Project Name Status Description Reflections
Making changes to a nbdev project Failure I had a simple application for time tracking built with FastHTML and nbdev that I wanted to integrate with apple shortcuts via an API route. Devin could not figure out how to operate successfully in this environment, even though it got impressively far. One curiosity that I noticed is that Devin created Python scripts to edit notebooks rather than trying to edit the notebook itself. However, Devin gave me some useful notes there and ideas that I hadn’t considered. However, the code that it tried to write did not make sense. Eventually, I ended up using a template from someone else and not going with any of Devin’s suggestions.
Migration of python Project To nbdev Failure I asked Devin to migrate a project to nbdev [prompt details omitted for brevity] It got horribly stuck and could not figure out basic nbdev setup. It seems like it didn’t do a good job of reading the nbdev docs.
Integrate Styling Package Into FastHTML Failure I asked Devin to integrate MonsterUI into one of my applications. Devin could not figure out how to work with a nbdev repo.

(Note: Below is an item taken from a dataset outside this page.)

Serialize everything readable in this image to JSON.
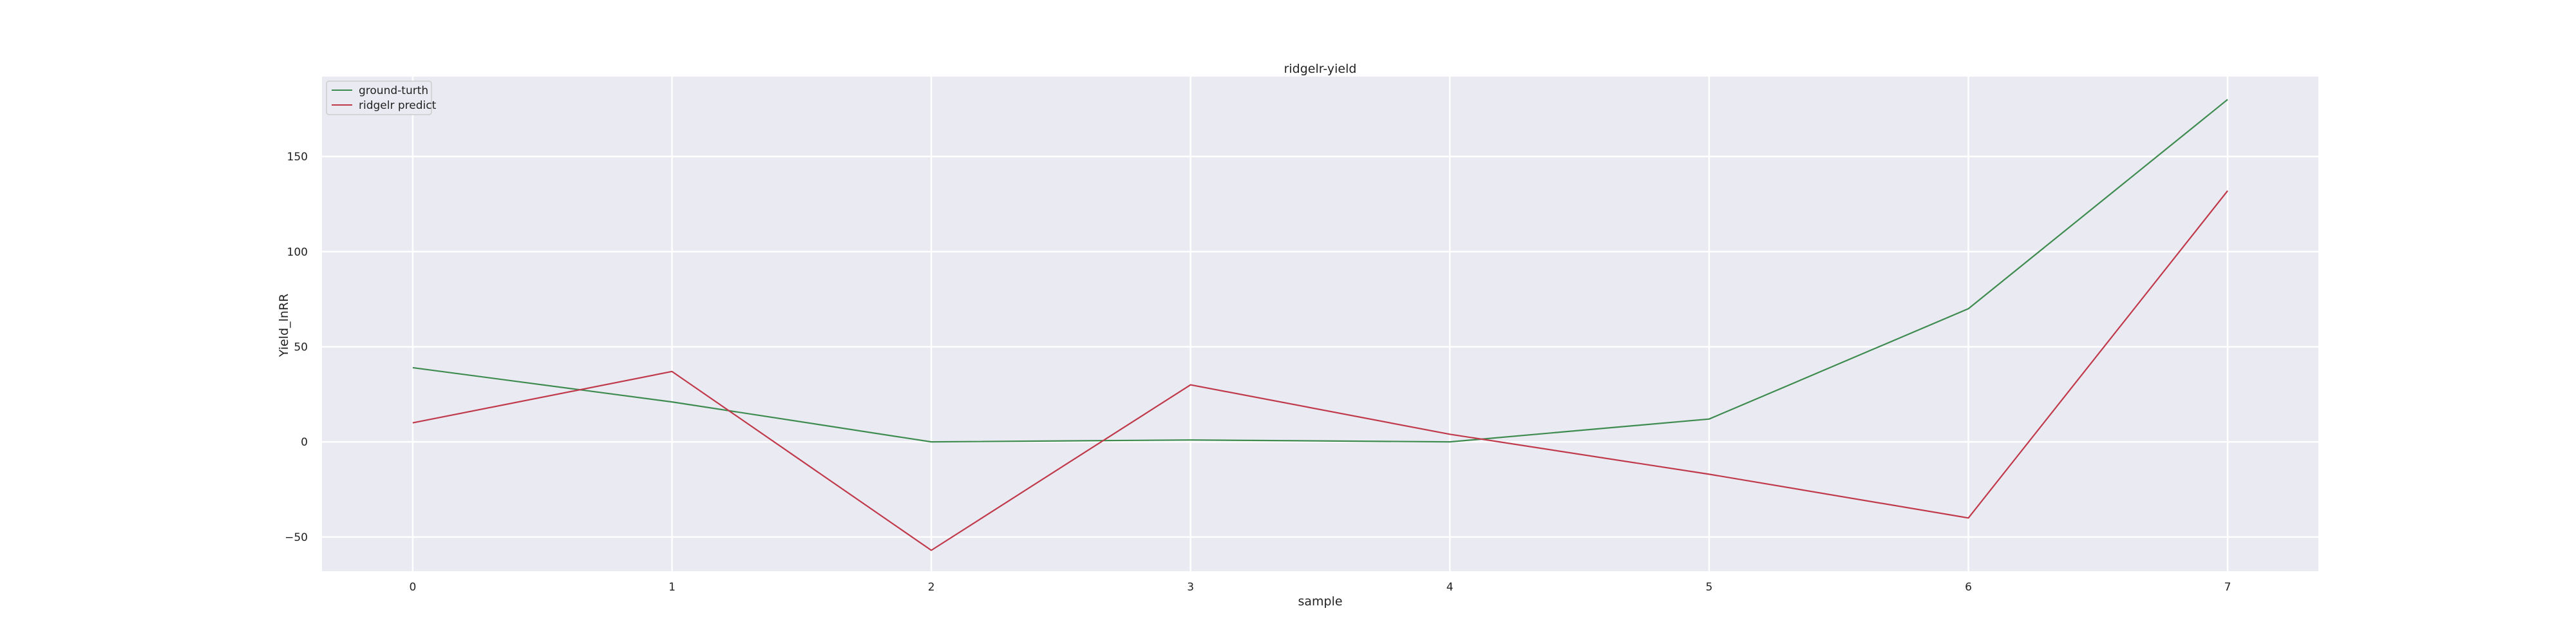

Add feature to check for conflicts between user input and database Failure I asked Devin to add a feature to an app to compare user input values to values from a database based on prior runs and give a UI if they don’t match. I spent several hours slowly working through getting it working properly before I gave up. I wrote the feature myself in about 90 minutes.
Generate LLMs context file with the contents of every fasthtml gallery example Failure I asked Devin to create llms text files for the fasthtml gallery I was excited to see it created a separate markdown file for each example and then tried to roll them up in the llms context files initially. I had not thought about doing that and things seemed all there at first. When I pulled down and started digging in I started finding things I did not like: The format of the llms wasn’t correct. Even though I gave it infomration to use XML tags to seperate examples, it didn’t. It added and pinned a specific version of the markdown package as a dependency and used that, instead of using the markdown2 package with is already used and was already a dependency. It did a bunch of pytest stuff and added a dep, even though the project doesn’t use pytest.